I knew Sam was feeling exactly how I was. "Adrienne? What do you mean she's not there? Did she get held up at work?" he asked frantically.

"No," I said, digging through Alaina's nightstand for any kind of note. All I found were a stack of bank statements, a lighter, and some crumpled up receipts. Slamming the drawer shut, I knocked over her bedside lamp. "I can't find her. The Beast is here. Her phone is here. She is the only one not here."

"I'll be there in five minutes," and he hung up.

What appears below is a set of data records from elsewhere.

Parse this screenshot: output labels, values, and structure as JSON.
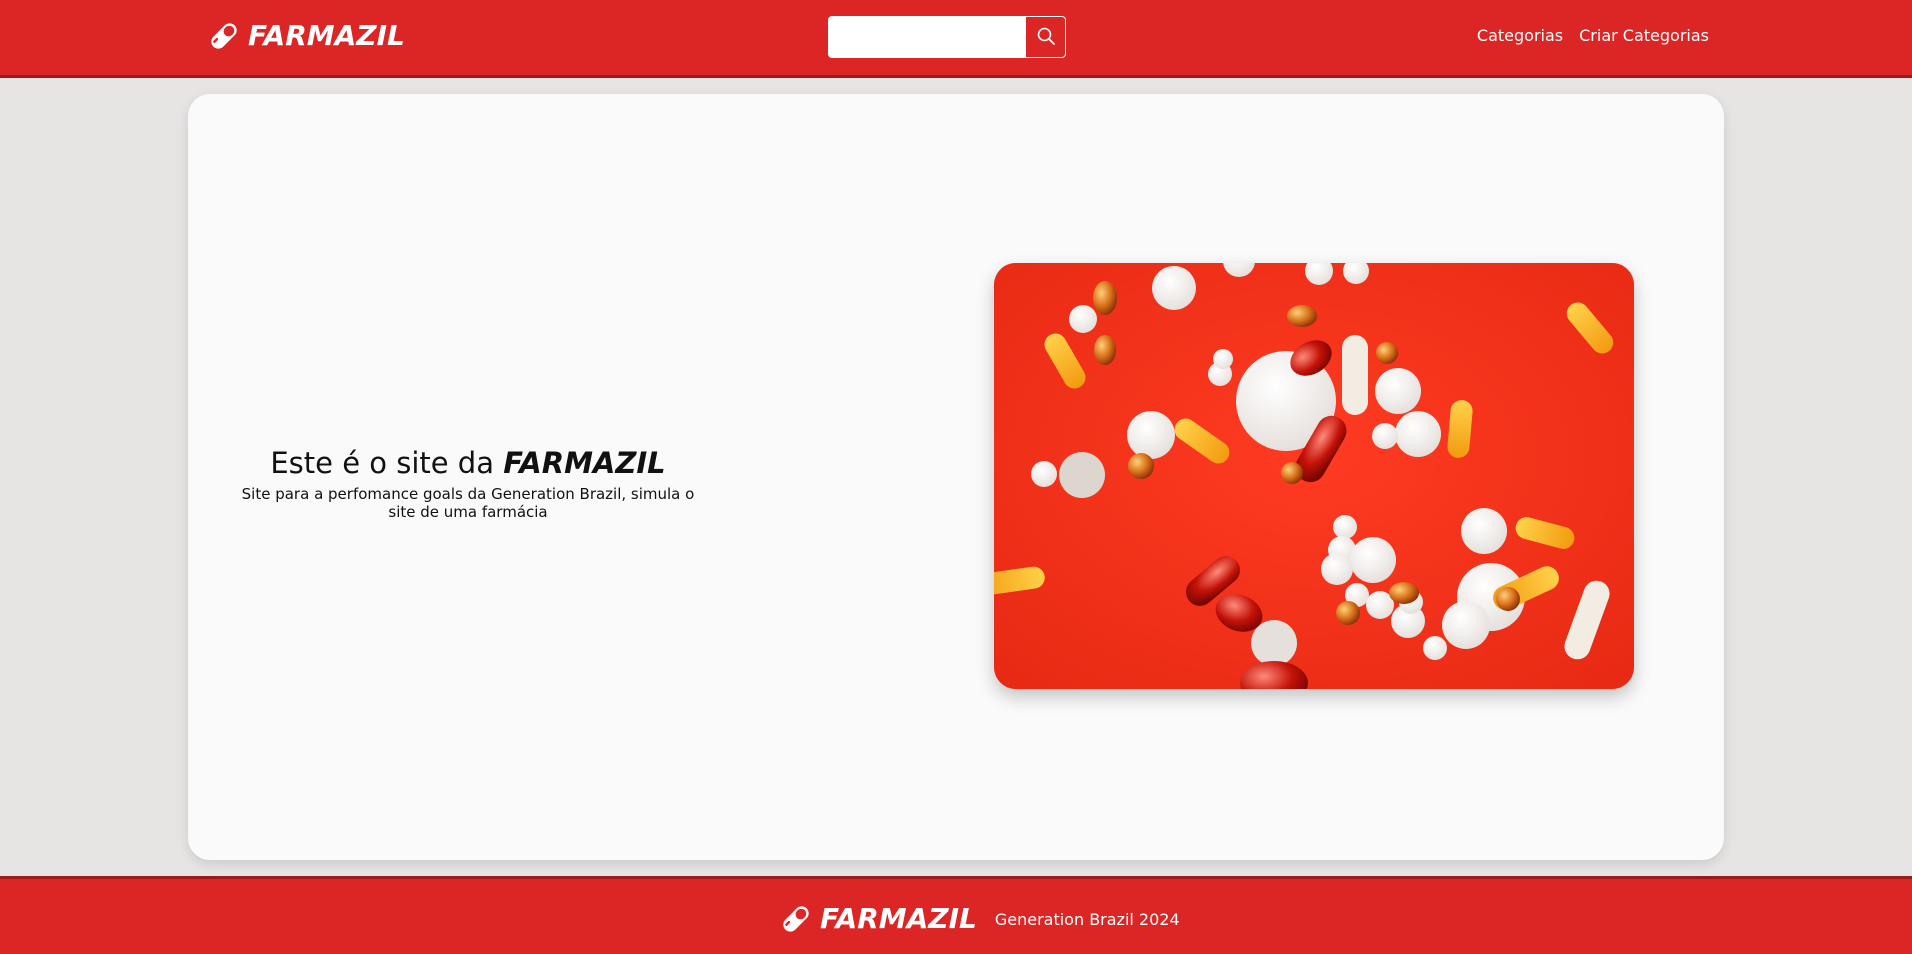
{
  "header": {
    "logo_text": "FARMAZIL",
    "search": {
      "placeholder": "",
      "value": ""
    },
    "nav": [
      {
        "label": "Categorias"
      },
      {
        "label": "Criar Categorias"
      }
    ]
  },
  "hero": {
    "title_prefix": "Este é o site da",
    "title_brand": "FARMAZIL",
    "subtitle": "Site para a perfomance goals da Generation Brazil, simula o site de uma farmácia"
  },
  "footer": {
    "logo_text": "FARMAZIL",
    "copyright": "Generation Brazil 2024"
  },
  "icons": {
    "logo": "pill-icon",
    "search": "search-icon"
  },
  "colors": {
    "brand_red": "#dc2626",
    "brand_red_dark": "#991b1b",
    "page_bg": "#e7e5e4",
    "card_bg": "#fafafa"
  }
}
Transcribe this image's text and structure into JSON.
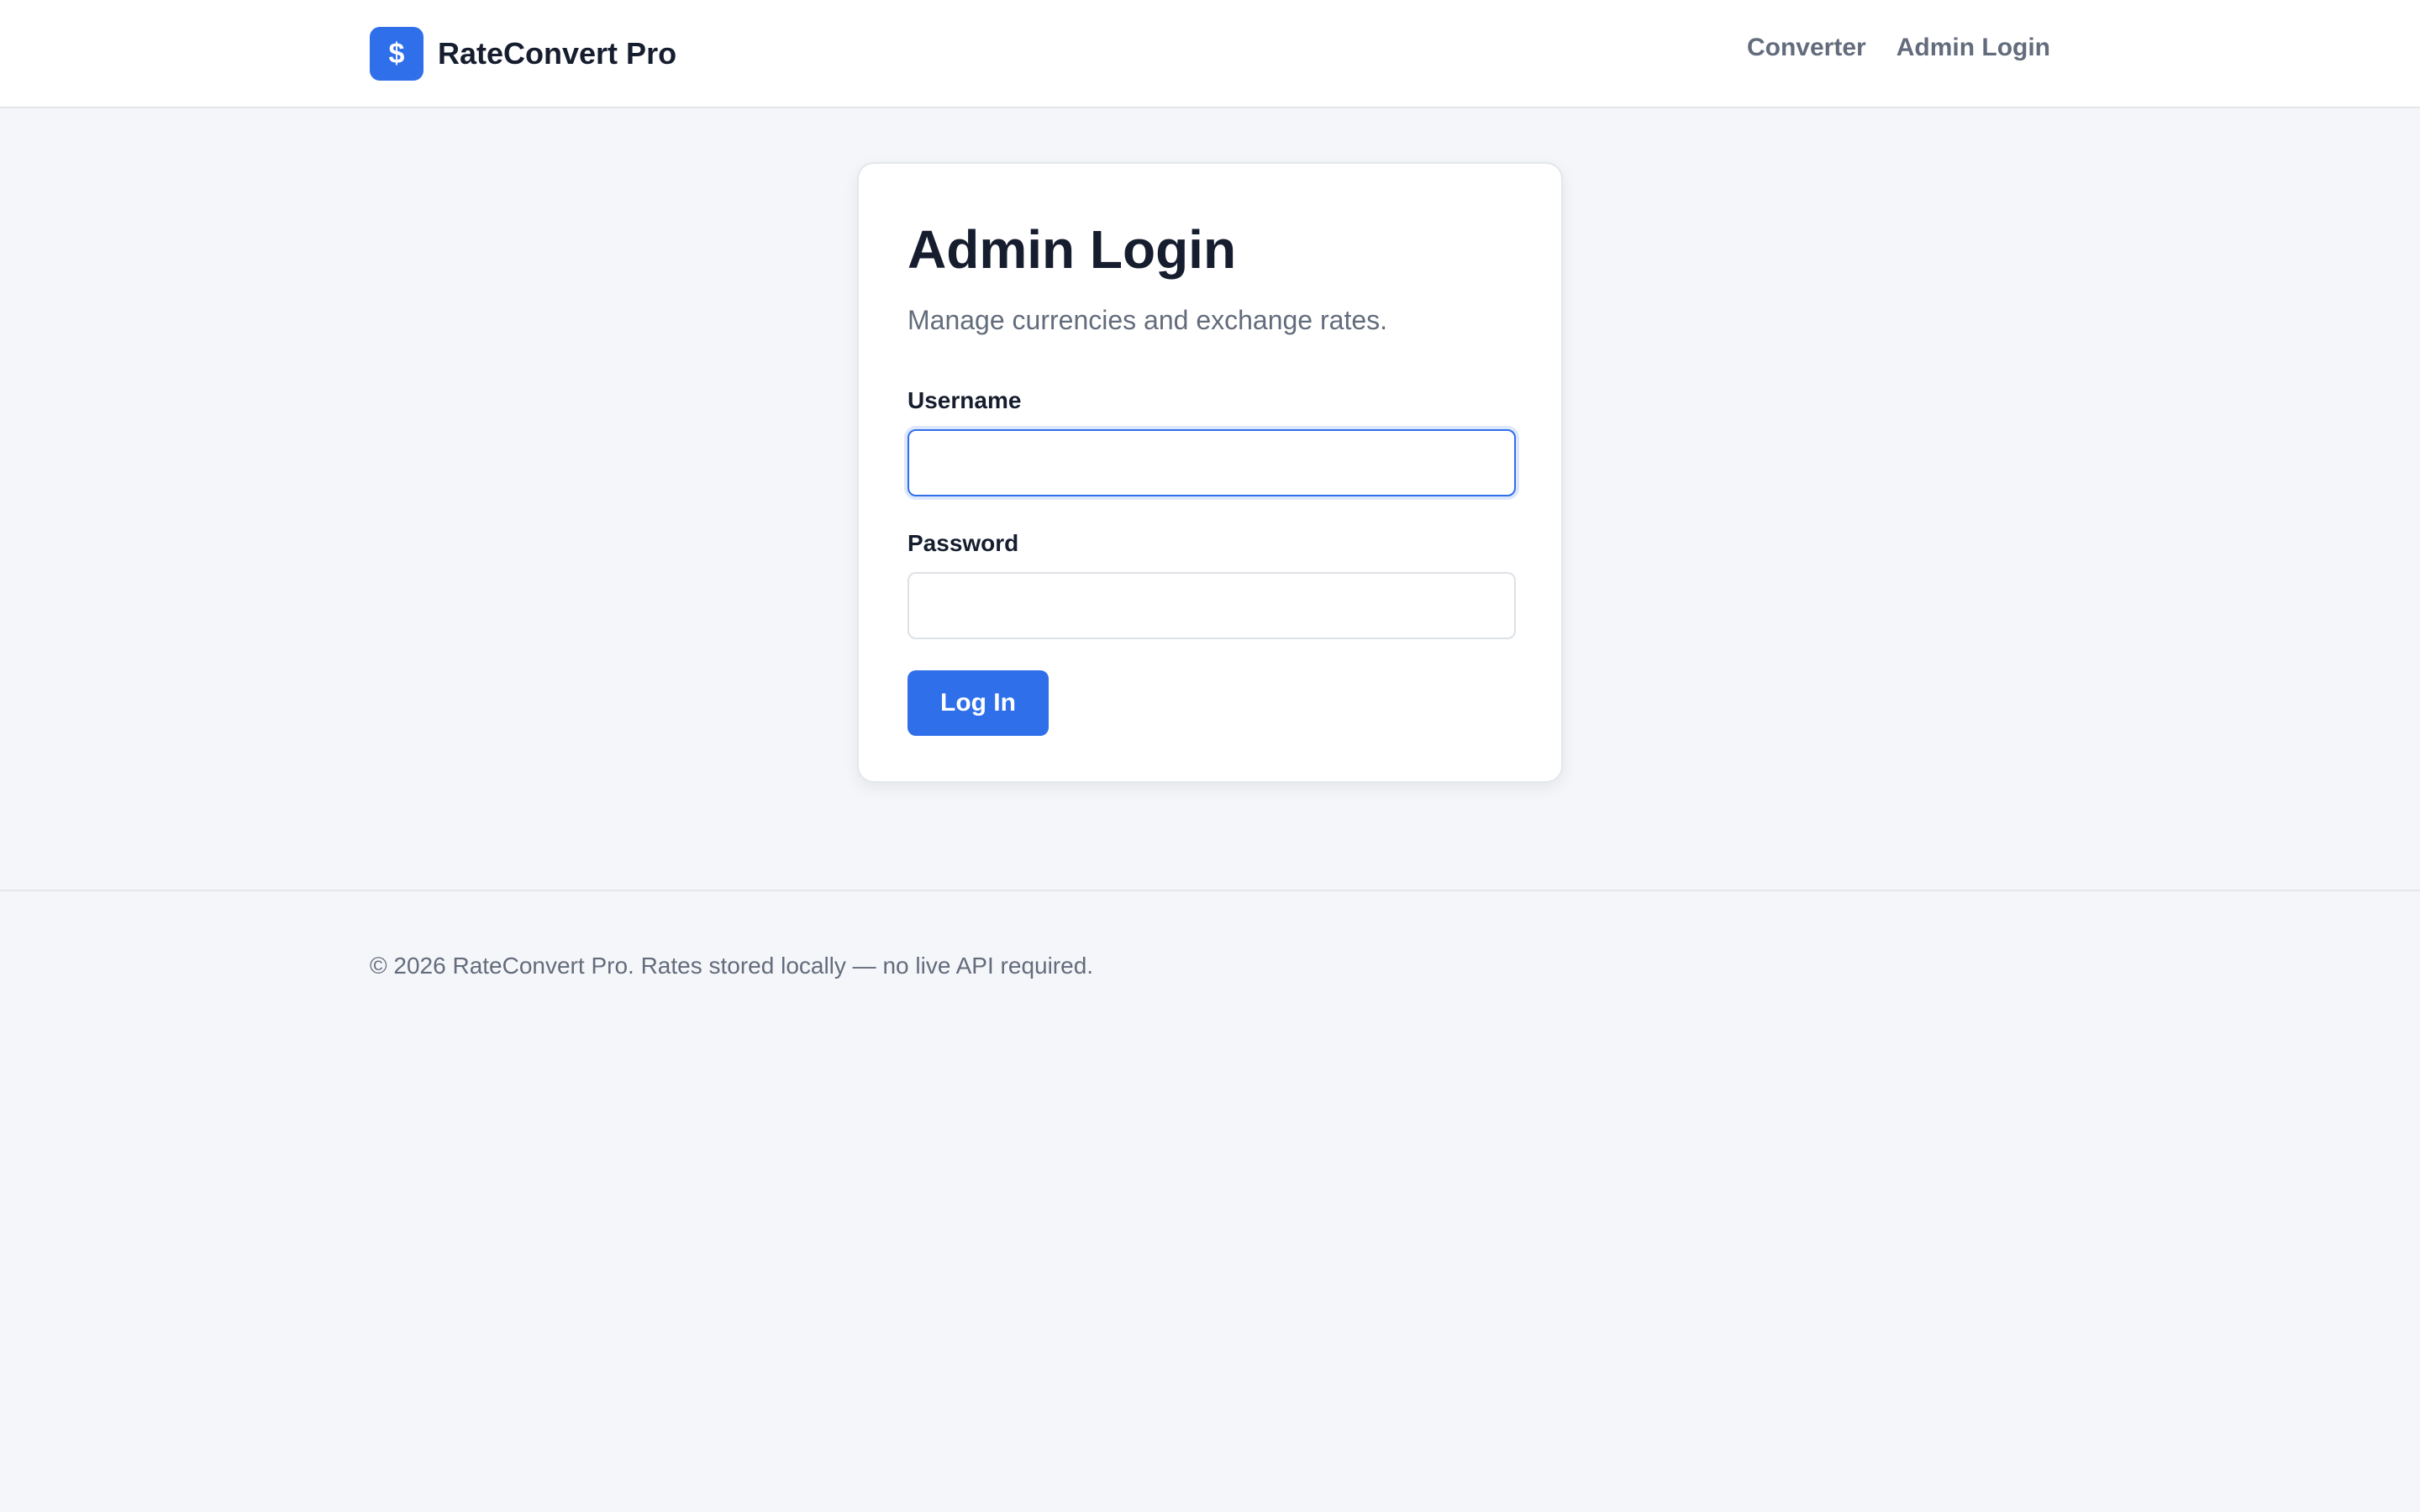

A part of me wanted Sam to stay on the line, but the other part of me felt like my hand was burning the longer I held Alaina's telephone. I dropped it onto the receiver and did what any best friend would do: swear in Spanish. When that was out of my system, I did the crazy; I dug through Alaina's closet, trying to remember what she had or didn't have, so that I could determine if she had packed a bag or not. But I knew she didn't. Why would she have packed a bag and left her car? The Beast was the only proof in the world that I needed to know that something happened to my best friend. What? I didn't know, but I knew I had to find out.